Com quase 70 mil transações e mais de US$ 7,2 bilhões movimentados, o mercado imobiliário de Buenos Aires encerrou 2025 com seu melhor desempenho em duas décadas. O avanço foi impulsionado principalmente pelo crédito hipotecário, embora o setor já sinalize desafios importantes para sustentar esse ritmo nos próximos anos.
Ao longo de 2025, foram vendidos 69.461 imóveis na cidade, segundo dados da Associação de Notários de Buenos Aires. O número representa um crescimento de 27% em relação a 2024 e marca o melhor resultado desde 2005.
Em termos financeiros, o desempenho também foi expressivo. O volume total negociado chegou a US$ 7,26 bilhões, quase o dobro do registrado no ano anterior. O valor médio por transação foi de aproximadamente US$ 105 mil, alta de 50% na comparação anual.
“O ano que acabamos de concluir foi o quinto melhor entre 27 medições, então devemos estar satisfeitos com esse resultado”, afirmou Magdalena Tato, presidente do Colégio de Notários. Com isso, 2025 entra para o ranking dos cinco melhores anos da série histórica iniciada em 1998.

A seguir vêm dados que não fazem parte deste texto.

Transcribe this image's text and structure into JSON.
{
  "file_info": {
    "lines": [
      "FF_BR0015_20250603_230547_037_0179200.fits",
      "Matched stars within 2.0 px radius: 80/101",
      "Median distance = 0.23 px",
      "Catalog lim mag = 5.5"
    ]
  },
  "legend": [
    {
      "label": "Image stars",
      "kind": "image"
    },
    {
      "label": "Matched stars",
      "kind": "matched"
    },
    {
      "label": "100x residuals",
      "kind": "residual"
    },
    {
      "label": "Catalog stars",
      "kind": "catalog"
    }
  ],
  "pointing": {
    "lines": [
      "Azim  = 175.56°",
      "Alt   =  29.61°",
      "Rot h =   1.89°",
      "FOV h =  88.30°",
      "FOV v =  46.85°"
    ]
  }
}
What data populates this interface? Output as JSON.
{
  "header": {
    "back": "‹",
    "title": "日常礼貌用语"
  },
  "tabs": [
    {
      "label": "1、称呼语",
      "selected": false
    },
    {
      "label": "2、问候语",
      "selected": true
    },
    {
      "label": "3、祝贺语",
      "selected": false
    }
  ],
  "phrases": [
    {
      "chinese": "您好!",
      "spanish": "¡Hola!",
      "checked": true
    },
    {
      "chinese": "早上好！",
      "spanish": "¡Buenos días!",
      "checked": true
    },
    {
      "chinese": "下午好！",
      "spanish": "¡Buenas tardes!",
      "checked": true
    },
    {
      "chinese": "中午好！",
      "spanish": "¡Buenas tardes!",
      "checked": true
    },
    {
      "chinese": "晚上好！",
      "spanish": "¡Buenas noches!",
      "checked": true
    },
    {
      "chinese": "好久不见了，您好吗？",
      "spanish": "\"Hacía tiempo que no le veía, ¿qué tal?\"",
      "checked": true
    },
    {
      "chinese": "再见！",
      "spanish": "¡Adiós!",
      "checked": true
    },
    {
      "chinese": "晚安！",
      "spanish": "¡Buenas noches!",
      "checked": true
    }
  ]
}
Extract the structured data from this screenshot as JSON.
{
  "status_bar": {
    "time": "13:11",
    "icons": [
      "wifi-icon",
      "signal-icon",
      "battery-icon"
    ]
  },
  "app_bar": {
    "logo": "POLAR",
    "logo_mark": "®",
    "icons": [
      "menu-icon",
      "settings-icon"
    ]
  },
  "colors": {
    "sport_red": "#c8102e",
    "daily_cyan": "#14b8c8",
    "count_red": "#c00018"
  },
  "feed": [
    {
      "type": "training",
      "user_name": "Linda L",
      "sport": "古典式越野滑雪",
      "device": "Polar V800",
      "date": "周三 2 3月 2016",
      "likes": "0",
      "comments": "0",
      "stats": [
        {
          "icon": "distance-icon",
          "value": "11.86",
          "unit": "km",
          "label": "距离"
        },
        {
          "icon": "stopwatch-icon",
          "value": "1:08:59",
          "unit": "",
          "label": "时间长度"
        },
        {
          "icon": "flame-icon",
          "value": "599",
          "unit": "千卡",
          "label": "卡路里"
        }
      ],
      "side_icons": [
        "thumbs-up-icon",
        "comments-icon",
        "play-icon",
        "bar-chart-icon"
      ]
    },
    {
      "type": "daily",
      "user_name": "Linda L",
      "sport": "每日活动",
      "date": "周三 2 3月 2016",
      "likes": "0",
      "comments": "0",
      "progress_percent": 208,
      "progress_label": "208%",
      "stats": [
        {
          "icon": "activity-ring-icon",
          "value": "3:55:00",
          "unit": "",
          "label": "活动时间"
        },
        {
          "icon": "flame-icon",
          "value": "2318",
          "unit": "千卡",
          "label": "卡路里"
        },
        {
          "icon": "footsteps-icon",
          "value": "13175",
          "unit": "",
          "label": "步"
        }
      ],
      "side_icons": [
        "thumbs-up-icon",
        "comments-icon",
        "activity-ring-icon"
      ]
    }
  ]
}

O principal motor desse crescimento foi a expansão do crédito imobiliário. Ainda assim, o setor já observa sinais de desaceleração. “Nos últimos dois meses houve uma retração nos empréstimos, e ficamos muito próximos de bater o recorde de hipotecas desde que começamos a medi-las, em 2009. Isso indica que, com uma retomada mais consistente do crédito, ainda há espaço para continuar crescendo, já que o financiamento imobiliário é um mecanismo virtuoso que multiplica o mercado”, explicou a especialista.
Segundo os dados mais recentes da instituição, em dezembro foram formalizadas 888 escrituras de hipoteca, uma queda de 21,4% em relação ao mesmo mês do ano anterior. No acumulado dos últimos 12 meses, no entanto, foram registradas 13.953 operações de hipoteca, um avanço expressivo de 179,4%.
Para 2026, o grande desafio será transformar a recuperação em um ciclo sustentável. “O principal desafio é garantir um retorno efetivo do crédito imobiliário, com condições que funcionem no dia a dia: pontuações alcançáveis, prazos razoáveis e taxas que uma família consiga pagar sem transformar a prestação em uma aposta”, avaliou Mariano García Malbrán, presidente da Câmara das Empresas de Serviços Imobiliários.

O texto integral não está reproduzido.